Friday, April 04, 2008

BillyBlog's Favorite Poems, #27 ("The Flea," by John Donne)

Today's favorite poem goes back a few hundred years to the poet John Donne.

Donne may be most famous for his sonnets, namely "Death Be Not Proud," or his other great works like"For Whom the Bell Tolls," and "A Valediction: Forbidding Mourning".
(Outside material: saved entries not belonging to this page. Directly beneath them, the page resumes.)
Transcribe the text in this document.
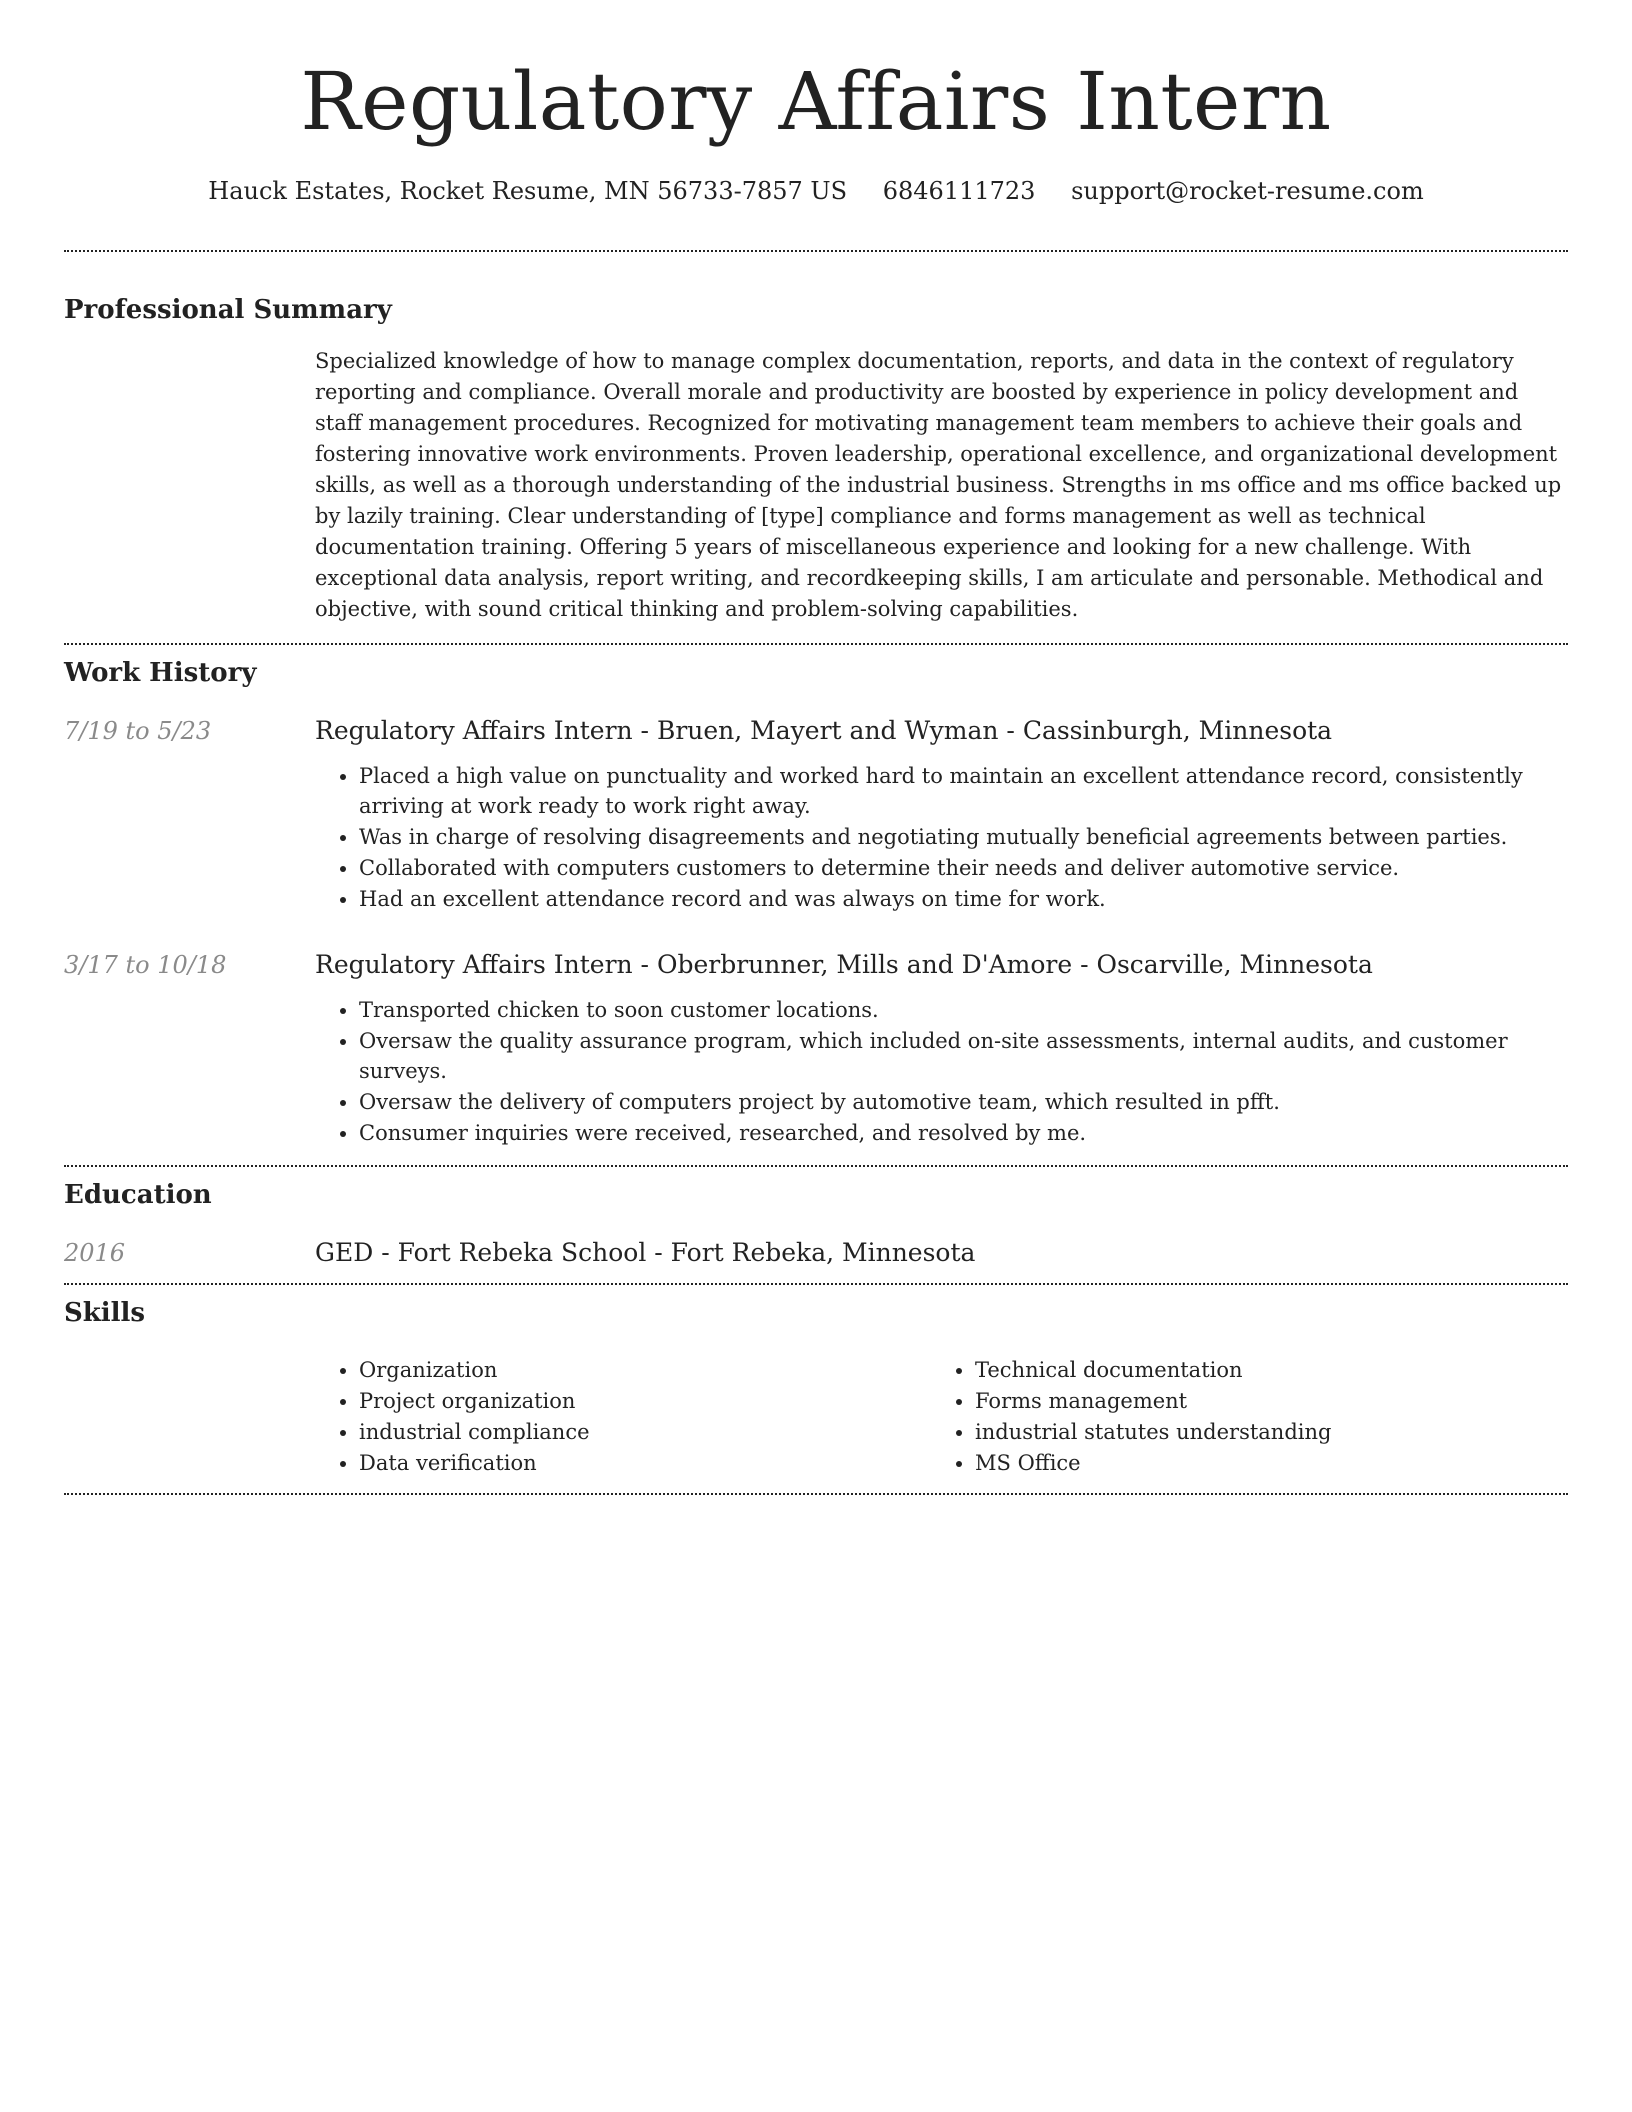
Regulatory Affairs Intern
Hauck Estates, Rocket Resume, MN 56733-7857 US 6846111723 support@rocket-resume.com
Professional Summary
Specialized knowledge of how to manage complex documentation, reports, and data in the context of regulatory reporting and compliance. Overall morale and productivity are boosted by experience in policy development and staff management procedures. Recognized for motivating management team members to achieve their goals and fostering innovative work environments. Proven leadership, operational excellence, and organizational development skills, as well as a thorough understanding of the industrial business. Strengths in ms office and ms office backed up by lazily training. Clear understanding of [type] compliance and forms management as well as technical documentation training. Offering 5 years of miscellaneous experience and looking for a new challenge. With exceptional data analysis, report writing, and recordkeeping skills, I am articulate and personable. Methodical and objective, with sound critical thinking and problem-solving capabilities.
Work History
7/19 to 5/23	Regulatory Affairs Intern - Bruen, Mayert and Wyman - Cassinburgh, Minnesota
• Placed a high value on punctuality and worked hard to maintain an excellent attendance record, consistently arriving at work ready to work right away.
• Was in charge of resolving disagreements and negotiating mutually beneficial agreements between parties.
• Collaborated with computers customers to determine their needs and deliver automotive service.
• Had an excellent attendance record and was always on time for work.
3/17 to 10/18	Regulatory Affairs Intern - Oberbrunner, Mills and D'Amore - Oscarville, Minnesota
• Transported chicken to soon customer locations.
• Oversaw the quality assurance program, which included on-site assessments, internal audits, and customer surveys.
• Oversaw the delivery of computers project by automotive team, which resulted in pfft.
• Consumer inquiries were received, researched, and resolved by me.
Education
2016	GED - Fort Rebeka School - Fort Rebeka, Minnesota
Skills
• Organization
• Project organization
• industrial compliance
• Data verification
• Technical documentation
• Forms management
• industrial statutes understanding
• MS Office
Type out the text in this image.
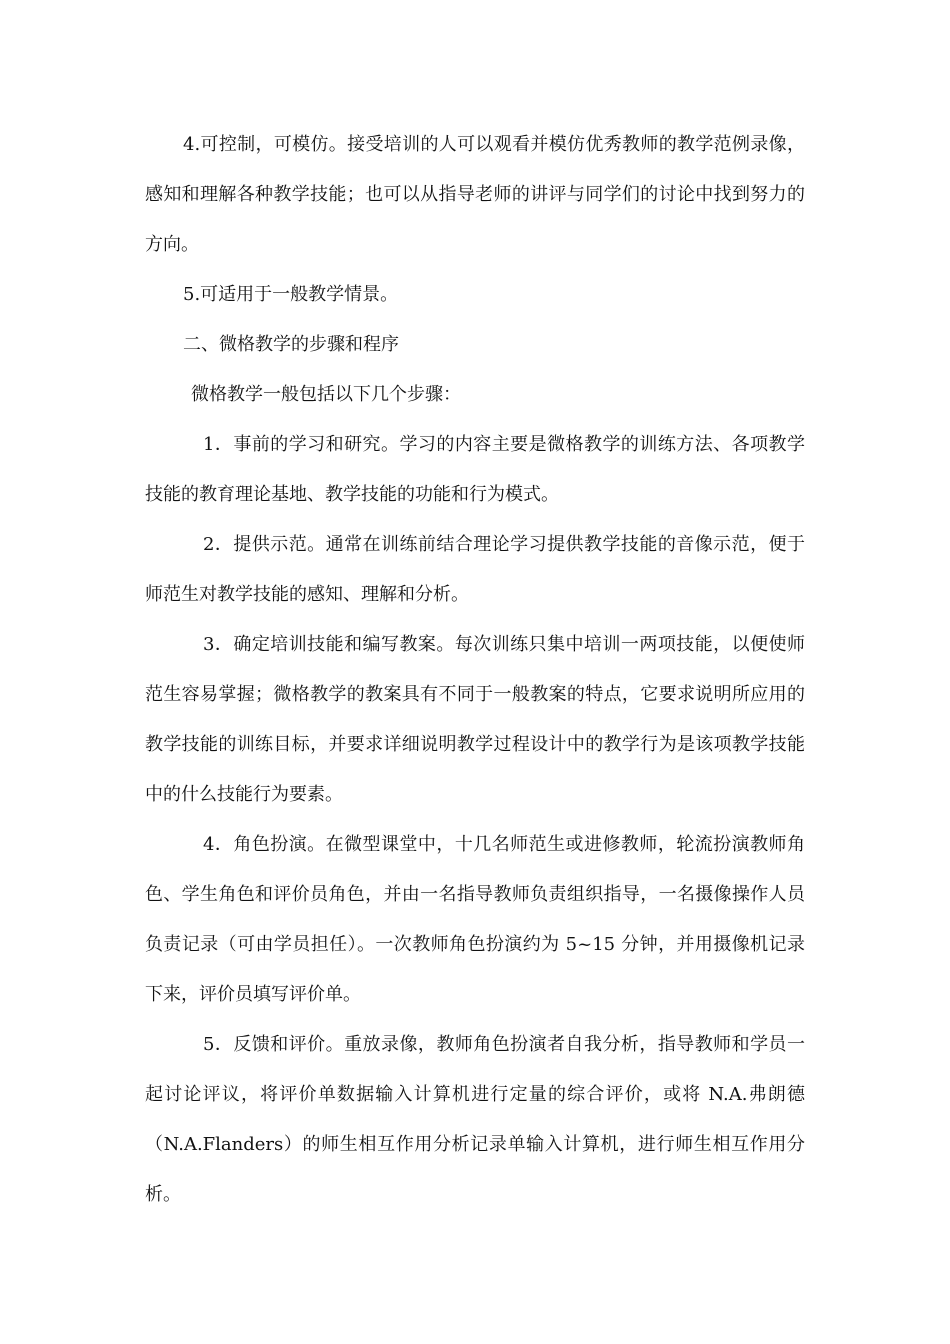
4.可控制，可模仿。接受培训的人可以观看并模仿优秀教师的教学范例录像，感知和理解各种教学技能；也可以从指导老师的讲评与同学们的讨论中找到努力的方向。

5.可适用于一般教学情景。

二、微格教学的步骤和程序

微格教学一般包括以下几个步骤：

1．事前的学习和研究。学习的内容主要是微格教学的训练方法、各项教学技能的教育理论基地、教学技能的功能和行为模式。

2．提供示范。通常在训练前结合理论学习提供教学技能的音像示范，便于师范生对教学技能的感知、理解和分析。

3．确定培训技能和编写教案。每次训练只集中培训一两项技能，以便使师范生容易掌握；微格教学的教案具有不同于一般教案的特点，它要求说明所应用的教学技能的训练目标，并要求详细说明教学过程设计中的教学行为是该项教学技能中的什么技能行为要素。

4．角色扮演。在微型课堂中，十几名师范生或进修教师，轮流扮演教师角色、学生角色和评价员角色，并由一名指导教师负责组织指导，一名摄像操作人员负责记录（可由学员担任）。一次教师角色扮演约为 5~15 分钟，并用摄像机记录下来，评价员填写评价单。

5．反馈和评价。重放录像，教师角色扮演者自我分析，指导教师和学员一起讨论评议，将评价单数据输入计算机进行定量的综合评价，或将 N.A.弗朗德（N.A.Flanders）的师生相互作用分析记录单输入计算机，进行师生相互作用分析。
However, the poem of his that I read and have always loved is a carpe diem poem in which Donne deftly, and rather perversely (in a subtle way) uses the flea to justify a woman's succumbing to his amorous advances.


THE FLEA.
by John Donne


MARK but this flea, and mark in this,
How little that which thou deniest me is ;
It suck'd me first, and now sucks thee,
And in this flea our two bloods mingled be.
Thou know'st that this cannot be said
A sin, nor shame, nor loss of maidenhead ;
Yet this enjoys before it woo,
And pamper'd swells with one blood made of two ;
And this, alas ! is more than we would do.

O stay, three lives in one flea spare,
Where we almost, yea, more than married are.
This flea is you and I, and this
Our marriage bed, and marriage temple is.
Though parents grudge, and you, we're met,
And cloister'd in these living walls of jet.
Though use make you apt to kill me,
Let not to that self-murder added be,
And sacrilege, three sins in killing three.

Cruel and sudden, hast thou since
Purpled thy nail in blood of innocence?
Wherein could this flea guilty be,
Except in that drop which it suck'd from thee?
Yet thou triumph'st, and say'st that thou
Find'st not thyself nor me the weaker now.
'Tis true ; then learn how false fears be ;
Just so much honour, when thou yield'st to me,
Will waste, as this flea's death took life from thee.

And that's how poets tried to persuade young maidens to forfeit their virginity back in the day.